It’s probably not the most interesting topic to be an “expert about” but if you’re renovating a home, or painting a commercial property in hot, humid Queensland, knowing the right paint for humid environments will save you a fair bit of money over the years.
Driving through Innisfail not so long ago, I noticed the paint job on a shed. I could tell it wasn’t a particularly old paint job, definitely in the last five years, but it looked, well, shoddy – old before its time. The paint was ageing faster than it should and it wasn’t due to poor quality paint, but rather the heat and humidity up in the north. And it’s not just Far North Queensland, or even the Capricorn Coast, any Queensland property east of the range suffers to some extent from the climate.
I’ve been doing industrial painting my whole career. Before me, my dad and my grandad were painters. There’s probably literally paint in my blood. I’ve worked all over Australia on various projects but there’s nowhere quite like Queensland’s coastal strip for paint problems.
Mostly it’s about the right paint for humid environments
A property exposed to high levels of humidity and heat, undergoes expansion and retraction daily (especially a big metal shed!). If you use the wrong kind of paint, this can cause microscopic ‘cracks’ in the seal, leading to flaking paint, dulling of colours and an overall “shoddy” look. The best outdoor paint for hot, humid environments is acrylic latex paint, with UV protection and mould inhibitors added. These are usually a little more expensive than your run-of-the-mill acrylic paints, but what you spend now will prolong the life of the paint significantly, so you’re not paying for it all again in a few year’s time. An acrylic latex paint will usually last more than ten years in a humid environment while an oil-based paint may only last five.
But it’s also about the right painter
The atmospheric moisture also disrupts the way that paint adheres to the surface and can get “encased” between coats. This trapped water then expands in the heat and over time causes a “bubbling” effect in the paint. Which will in turn become cracking or flaking paint. A professional painter should know how to avoid these problems. They should understand the risks and be able to manage them as they complete the job.
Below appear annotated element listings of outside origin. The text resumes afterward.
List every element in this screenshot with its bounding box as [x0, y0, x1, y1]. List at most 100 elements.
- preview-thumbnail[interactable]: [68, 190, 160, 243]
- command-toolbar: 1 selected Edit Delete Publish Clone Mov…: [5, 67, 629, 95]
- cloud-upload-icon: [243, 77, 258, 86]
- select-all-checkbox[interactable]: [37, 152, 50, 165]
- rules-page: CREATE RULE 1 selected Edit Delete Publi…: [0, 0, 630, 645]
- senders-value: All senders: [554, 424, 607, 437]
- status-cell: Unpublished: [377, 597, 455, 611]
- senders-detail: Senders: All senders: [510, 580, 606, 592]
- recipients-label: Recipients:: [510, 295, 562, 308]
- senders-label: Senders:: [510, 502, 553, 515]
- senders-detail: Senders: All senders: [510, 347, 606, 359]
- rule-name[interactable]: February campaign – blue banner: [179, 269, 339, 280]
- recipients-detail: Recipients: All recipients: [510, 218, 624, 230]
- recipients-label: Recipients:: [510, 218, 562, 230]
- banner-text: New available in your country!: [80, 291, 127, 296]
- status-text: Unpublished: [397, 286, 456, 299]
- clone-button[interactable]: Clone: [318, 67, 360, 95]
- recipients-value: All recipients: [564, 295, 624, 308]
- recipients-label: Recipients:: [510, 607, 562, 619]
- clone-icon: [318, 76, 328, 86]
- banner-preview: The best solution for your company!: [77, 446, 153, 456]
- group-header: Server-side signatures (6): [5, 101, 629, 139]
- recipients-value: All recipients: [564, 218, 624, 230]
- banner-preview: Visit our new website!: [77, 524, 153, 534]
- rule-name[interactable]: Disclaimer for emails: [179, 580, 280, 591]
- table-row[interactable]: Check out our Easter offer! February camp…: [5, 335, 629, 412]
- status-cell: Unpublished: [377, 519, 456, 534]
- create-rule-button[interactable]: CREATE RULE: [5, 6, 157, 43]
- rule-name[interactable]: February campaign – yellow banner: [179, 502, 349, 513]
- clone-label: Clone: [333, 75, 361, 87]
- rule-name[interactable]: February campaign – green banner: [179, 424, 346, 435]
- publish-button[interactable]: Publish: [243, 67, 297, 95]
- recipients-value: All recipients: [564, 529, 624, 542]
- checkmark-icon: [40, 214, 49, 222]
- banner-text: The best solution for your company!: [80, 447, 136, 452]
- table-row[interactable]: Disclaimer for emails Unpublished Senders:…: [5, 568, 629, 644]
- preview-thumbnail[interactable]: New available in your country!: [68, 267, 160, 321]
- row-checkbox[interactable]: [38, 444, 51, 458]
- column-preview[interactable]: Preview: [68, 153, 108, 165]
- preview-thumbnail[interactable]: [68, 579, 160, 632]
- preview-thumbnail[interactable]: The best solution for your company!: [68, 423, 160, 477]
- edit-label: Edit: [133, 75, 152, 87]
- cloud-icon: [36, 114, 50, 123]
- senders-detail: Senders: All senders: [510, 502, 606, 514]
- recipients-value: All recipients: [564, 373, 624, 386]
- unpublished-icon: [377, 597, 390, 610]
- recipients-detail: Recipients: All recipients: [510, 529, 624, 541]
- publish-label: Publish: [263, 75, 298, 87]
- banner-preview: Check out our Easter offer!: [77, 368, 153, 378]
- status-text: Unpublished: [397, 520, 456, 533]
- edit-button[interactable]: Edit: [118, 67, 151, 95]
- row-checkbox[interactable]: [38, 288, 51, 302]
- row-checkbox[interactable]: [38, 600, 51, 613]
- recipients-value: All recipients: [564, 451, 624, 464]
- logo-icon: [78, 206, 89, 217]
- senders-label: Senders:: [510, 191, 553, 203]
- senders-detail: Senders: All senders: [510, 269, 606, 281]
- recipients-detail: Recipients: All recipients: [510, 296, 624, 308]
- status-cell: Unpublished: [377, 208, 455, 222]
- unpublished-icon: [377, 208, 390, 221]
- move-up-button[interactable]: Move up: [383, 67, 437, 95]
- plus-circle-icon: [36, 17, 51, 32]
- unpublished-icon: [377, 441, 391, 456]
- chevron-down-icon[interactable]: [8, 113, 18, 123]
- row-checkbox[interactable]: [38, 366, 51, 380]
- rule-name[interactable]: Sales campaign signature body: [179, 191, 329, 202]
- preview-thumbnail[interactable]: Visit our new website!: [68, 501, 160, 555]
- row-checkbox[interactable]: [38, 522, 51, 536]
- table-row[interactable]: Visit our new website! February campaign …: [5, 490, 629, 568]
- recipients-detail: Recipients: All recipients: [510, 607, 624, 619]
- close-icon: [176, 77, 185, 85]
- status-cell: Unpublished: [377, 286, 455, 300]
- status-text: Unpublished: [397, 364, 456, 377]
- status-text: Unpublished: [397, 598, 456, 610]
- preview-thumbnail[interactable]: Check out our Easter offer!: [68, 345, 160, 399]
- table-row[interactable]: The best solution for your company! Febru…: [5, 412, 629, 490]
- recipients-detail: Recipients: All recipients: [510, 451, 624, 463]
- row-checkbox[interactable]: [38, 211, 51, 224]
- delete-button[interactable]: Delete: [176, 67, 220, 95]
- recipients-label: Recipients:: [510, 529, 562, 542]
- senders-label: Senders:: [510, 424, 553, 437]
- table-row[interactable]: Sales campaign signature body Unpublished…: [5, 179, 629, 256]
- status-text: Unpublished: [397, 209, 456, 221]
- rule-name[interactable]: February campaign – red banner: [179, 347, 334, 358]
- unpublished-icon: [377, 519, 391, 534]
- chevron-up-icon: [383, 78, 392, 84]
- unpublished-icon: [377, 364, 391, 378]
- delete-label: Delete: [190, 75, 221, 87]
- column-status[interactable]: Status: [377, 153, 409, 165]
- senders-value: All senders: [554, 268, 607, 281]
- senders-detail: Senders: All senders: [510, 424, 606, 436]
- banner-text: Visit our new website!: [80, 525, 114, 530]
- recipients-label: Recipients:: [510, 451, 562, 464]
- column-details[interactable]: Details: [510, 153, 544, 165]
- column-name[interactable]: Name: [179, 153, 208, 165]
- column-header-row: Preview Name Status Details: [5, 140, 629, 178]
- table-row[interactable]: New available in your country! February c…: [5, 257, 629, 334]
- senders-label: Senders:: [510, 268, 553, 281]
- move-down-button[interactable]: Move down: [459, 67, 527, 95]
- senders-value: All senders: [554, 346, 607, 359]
And a bit about looking after your paint
In the dry years, dust accumulates on the surface of your paint. In humid years, debris can “stick” to it. In flood years, well, your paint job is going to take a proper beating, regardless of how well it was chosen and applied. But if it brings with it mould or other nasties, these need to be removed promptly. Leaving a layer of ‘grit’ on a painted surface leads to the paint breaking down prematurely. So, while it sounds like a less-than-desirable way to spend a day, plan to give your paintwork a good hose down at least once a year or more often in particularly unseasonable weather.